Wednesday, January 20, 2010

Too bad they already made the movie

Dear reader,

With the arrival of the new year, I've picked up a new hobby. Sure, sure, I really ought to be doing something useful like learning Thai or figuring out how to teach but, instead, I'm cooking. Specifically, I've enrolled in a 150 hour night class at the Phitsanulok vocational college. We meet every day. It's serious. And by serious, I mean seriously awesome. My favorite dish so far is gang masaman gai, or masaman curry with chicken, but the most amusing was blaa dek mamuang, which translates roughly to catfish clouds with mangos. It's sort of like catfish that's been minced and then whipped to the texture of cotton candy, and then deep fried.

Here's my friend and colleague P'Add. After bringing me along to her painting class at the vocational college, she continued her streak of benevolence by deciding to enroll in cooking class with me. I'd be lost without her.


And here's me, chopping the fins off my first ever whole fish.

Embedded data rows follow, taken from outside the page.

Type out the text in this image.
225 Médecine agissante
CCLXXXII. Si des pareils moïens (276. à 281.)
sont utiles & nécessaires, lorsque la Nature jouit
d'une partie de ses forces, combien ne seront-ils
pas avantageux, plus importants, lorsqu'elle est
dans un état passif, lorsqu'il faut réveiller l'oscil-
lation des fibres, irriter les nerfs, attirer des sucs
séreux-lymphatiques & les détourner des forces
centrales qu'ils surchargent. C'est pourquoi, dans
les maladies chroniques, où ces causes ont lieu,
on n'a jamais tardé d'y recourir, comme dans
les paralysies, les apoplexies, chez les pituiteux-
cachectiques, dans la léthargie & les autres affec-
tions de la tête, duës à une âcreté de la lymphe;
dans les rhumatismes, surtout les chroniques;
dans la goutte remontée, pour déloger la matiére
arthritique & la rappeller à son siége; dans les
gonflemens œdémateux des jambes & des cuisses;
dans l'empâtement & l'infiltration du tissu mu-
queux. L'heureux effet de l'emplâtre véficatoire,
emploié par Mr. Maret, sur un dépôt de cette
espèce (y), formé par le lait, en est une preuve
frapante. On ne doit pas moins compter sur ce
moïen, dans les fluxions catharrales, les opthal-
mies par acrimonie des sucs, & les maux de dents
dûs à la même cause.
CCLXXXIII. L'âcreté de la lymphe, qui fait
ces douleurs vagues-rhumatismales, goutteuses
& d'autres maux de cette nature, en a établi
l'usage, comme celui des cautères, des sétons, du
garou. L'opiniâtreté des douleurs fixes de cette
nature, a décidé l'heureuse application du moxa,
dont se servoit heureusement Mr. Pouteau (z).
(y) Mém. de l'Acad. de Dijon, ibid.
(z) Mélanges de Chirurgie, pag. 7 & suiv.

It turns out that there are a lot of very basic procedures in Thai cooking that I, having only the knowledge of an amateur American kitchen-user, am totally inept at performing. For example, deep frying anything, or using a mortar and pestle. That last one is especially unfortunate as traditional wisdom holds that the better you are at using the mortar and pestle, the better wife you make. And, due to my fair-weather vegetarianism, I am also totally inexperienced at cooking meat. The teacher is pretty forgiving of my kitchen dysfunctions, but I did get reprimanded for washing the pork too slowly.

Here's that fish, and a companion, a little later. This is the first thing I've ever deep fried!


I'm learning lots about Thai ingredients and such. This is the shopping list for gang kiew wan gai, or sweet green curry with chicken. Please note P'Add's helpful translations. And also the last ingredient, congealed blood. Note of caution should you travel here: cooked blood looks dangerously like dark tofu, so much so that one could innocently consume it for quite some time until being informed that it is, in fact, congealed chicken blood.


And here's us shopping for supplies at the market. I still miss Whole Foods, but this definitely helps ease my homesickness. Also at Whole Foods you cannot buy an entire pig's head, so really, Whole Foods-0, Thai market-1.


The final product: the most delicious green curry I've ever eaten. Perhaps I have to say that because I spent so very long pounding out the fresh curry paste with the pestle that my arm was sore the next day, but I think I am only a little biased.



Tonight we cooked sticky rice and shredded pork. Tomorrow is a spicy salad with glass noodles. If you tell me your favorite Thai dish I'll learn how to make it and cook it for you when I return.

Okay, I should sign off, dear reader, before I get any more unbearably Julie&Julia on you. I just wanted to keep you abridge of my daily life. I hope you're doing well. And happy belated Martin Luther King Jr. Day! I tried to explain to my students that Monday was a holiday celebrating the life of an activist who fought against racial discrimination, but this prompted one of my students to start calling another (more tan) student "black" in a taunting way. I tried to correct them, but I think something was lost in translation.

Yours truly,
R

4 comments:

Sam said...

hey girl, this all looks wonderful. hope all is going swimmingly!

Elizabeth said...

I would reallllly like it if you would teach me how to make green curry.

Rebecca Fischman said...

BEX. i ate chickpeas and tofu for dinner last night. interesting how our culinary adventures are shaping our experiences here in thailand...let's think on that one. for atleast 2 good hours.

Phoebe said...

What a great solution to your soup problem!